On 1 September 2012, Mr Goldscheider was seated directly in front of the brass section of the orchestra for a rehearsal of Wagner's thunderous opera Die Walkure in the famous orchestra pit at the Royal Opera House. During that rehearsal, the noise levels reached 137 decibels, roughly equivalent to that of a jet engine. His hearing was irreversibly damaged.
The ROH also argued that a balance had to be struck between preserving the artistic integrity of the music while doing everything possible to reduce the risk of damage to musicians' hearing, that was an inevitable feature of playing long-term in an orchestra.
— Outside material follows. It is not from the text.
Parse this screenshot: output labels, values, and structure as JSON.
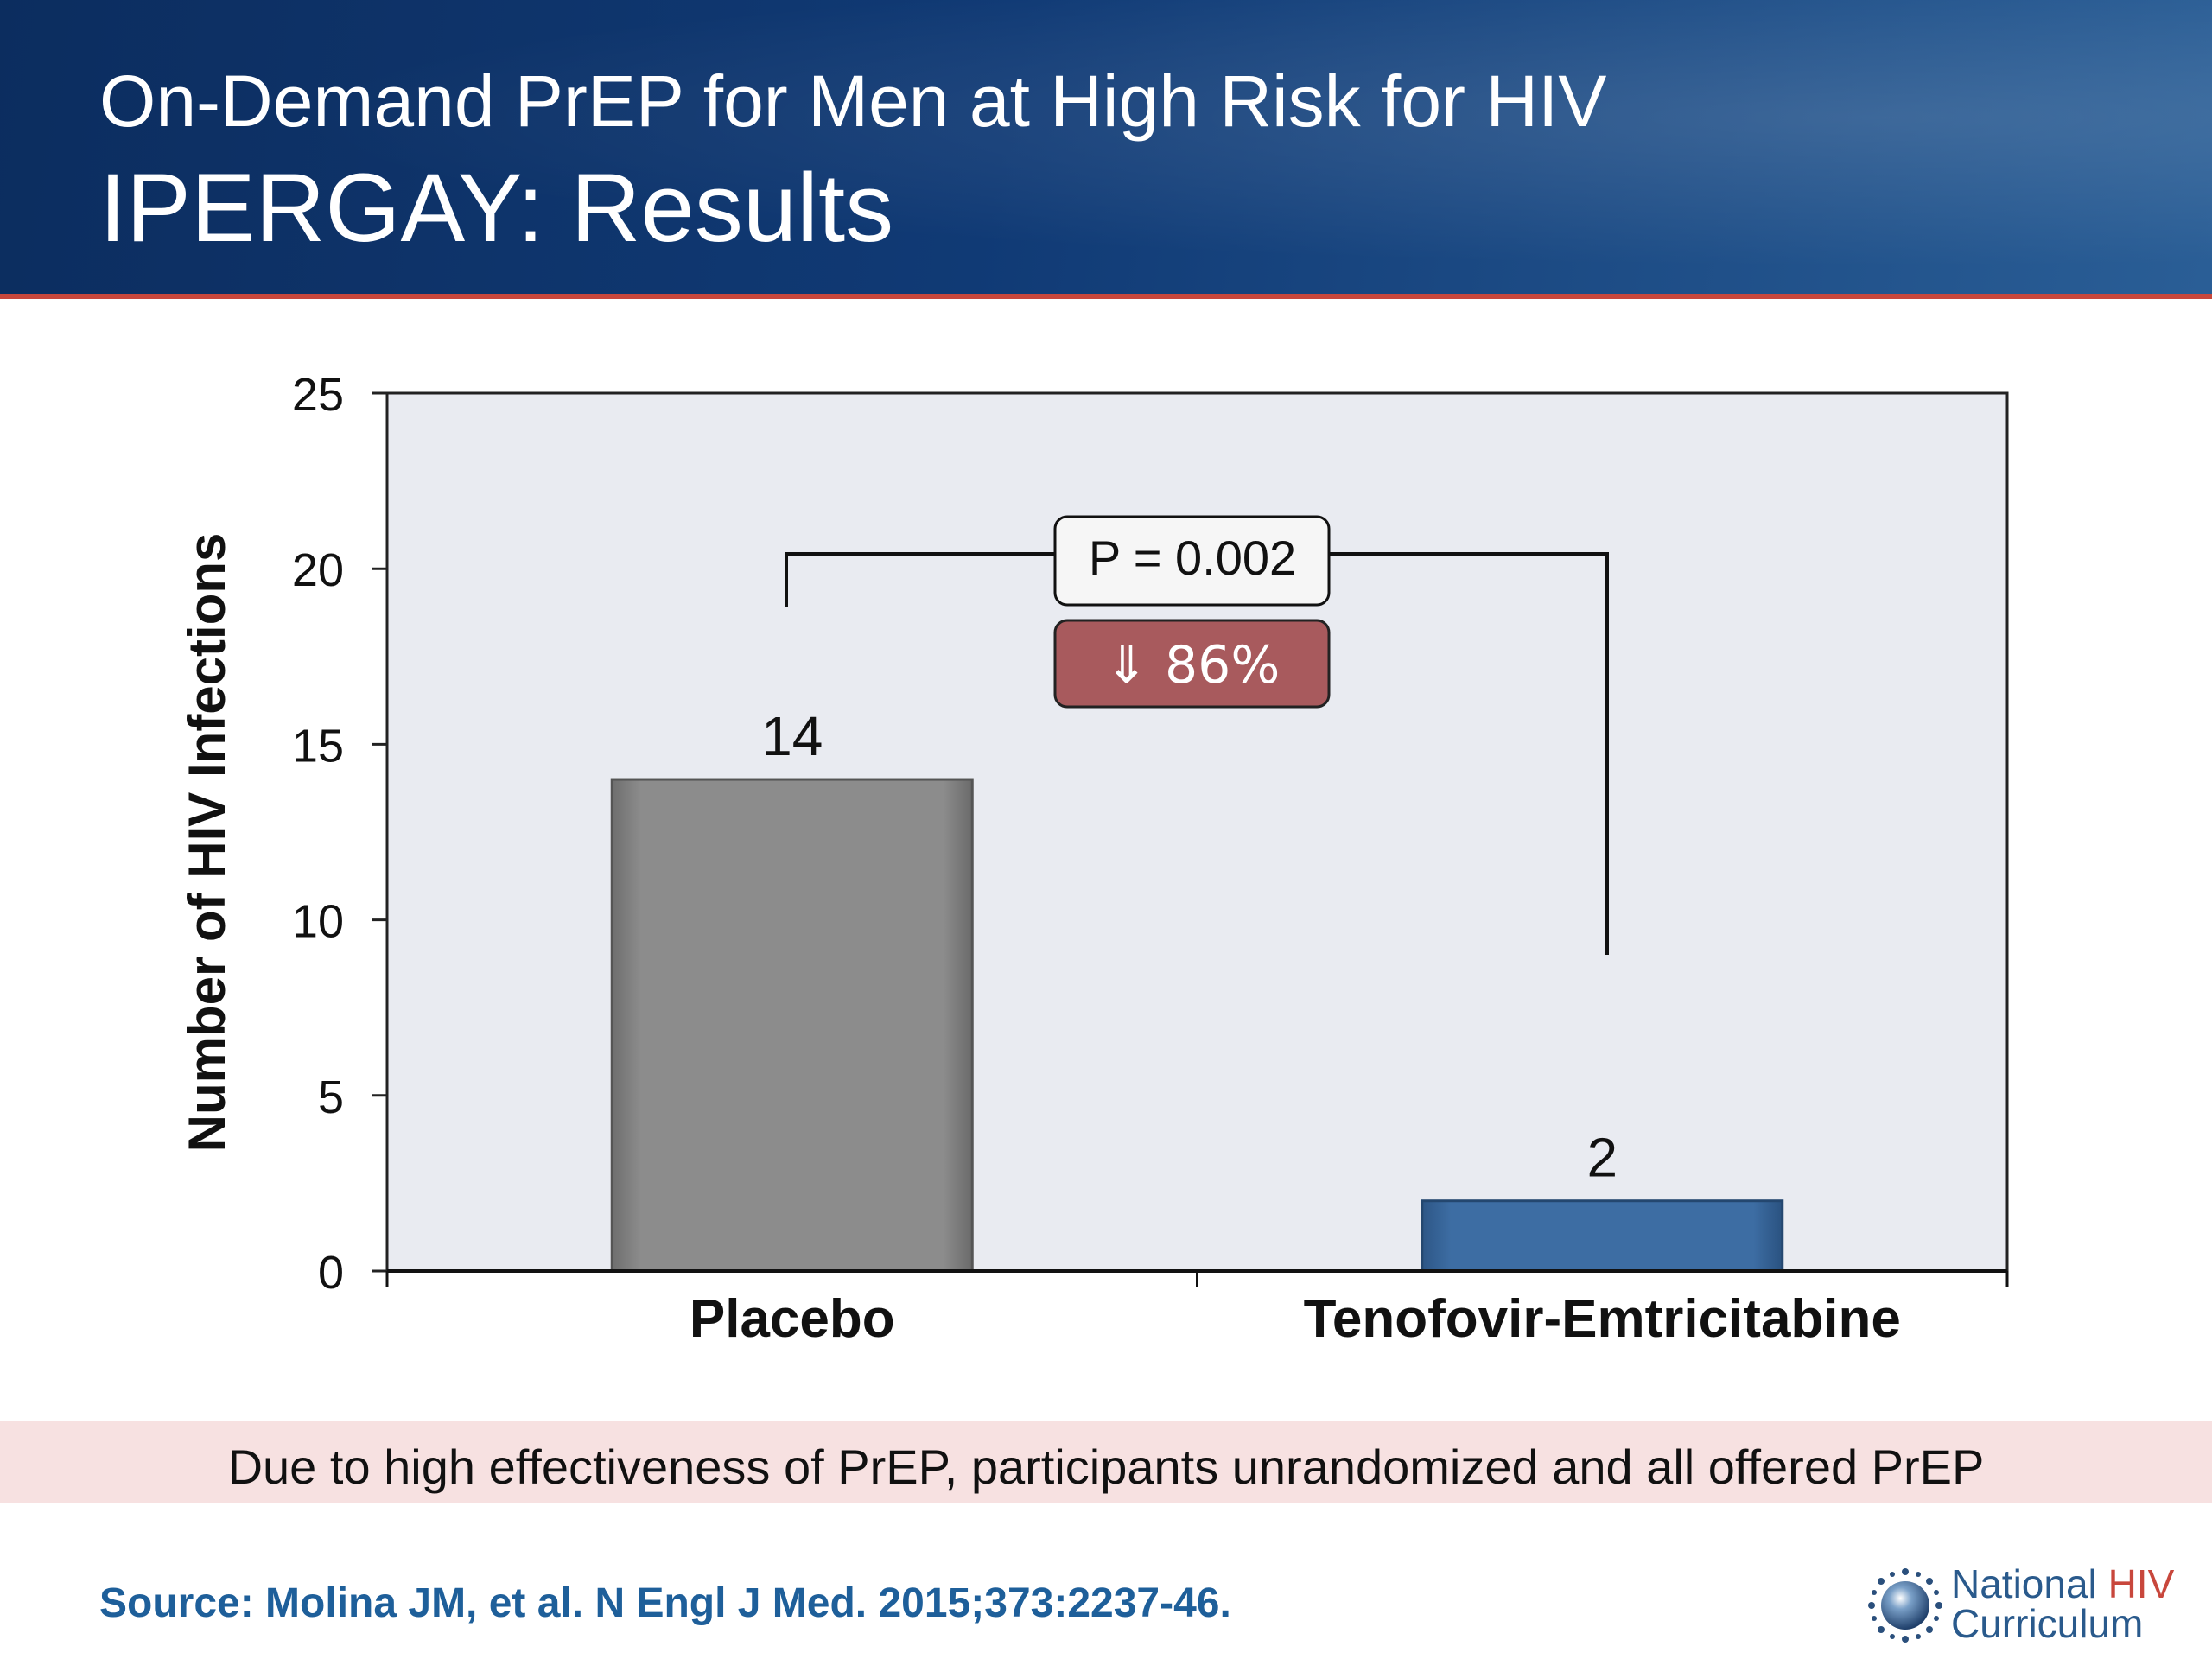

The judge disagreed, ruling that "the reliance upon artistic value implies that statutory health and safety requirements must cede to the needs and wishes of the artistic output of the Opera company, its managers and conductors. Musicians are entitled to the protection of the law, as is any other worker."
‘Acoustic shock’ relates to single exposure to a loud noise and is not the same as noise induced hearing loss caused by repeated exposure over time although both can cause permanent hearing loss and in the events industry those that work in music and some sports such as motor racing are vulnerable. This case sets a new precedent and event companies should review their policies in this regard.
This was a civil case for compensation and not a prosecution. The law, the Noise at Work Regulations, however, sets standards which, if followed should prevent incidents such as this. Sound Advice – Control of Noise at Work in Music and Entertainment HSG 260 issued by the HSE provides very detailed guidance. All employers, where employees are exposed to potentially harmful levels of noise, should monitor their staff with regular hearing tests. It should be remembered that whilst noise induced hearing loss is not a dramatic injury such as broken bone, it is none the less a life changing disability which will worsen over time with natural age related hearing loss.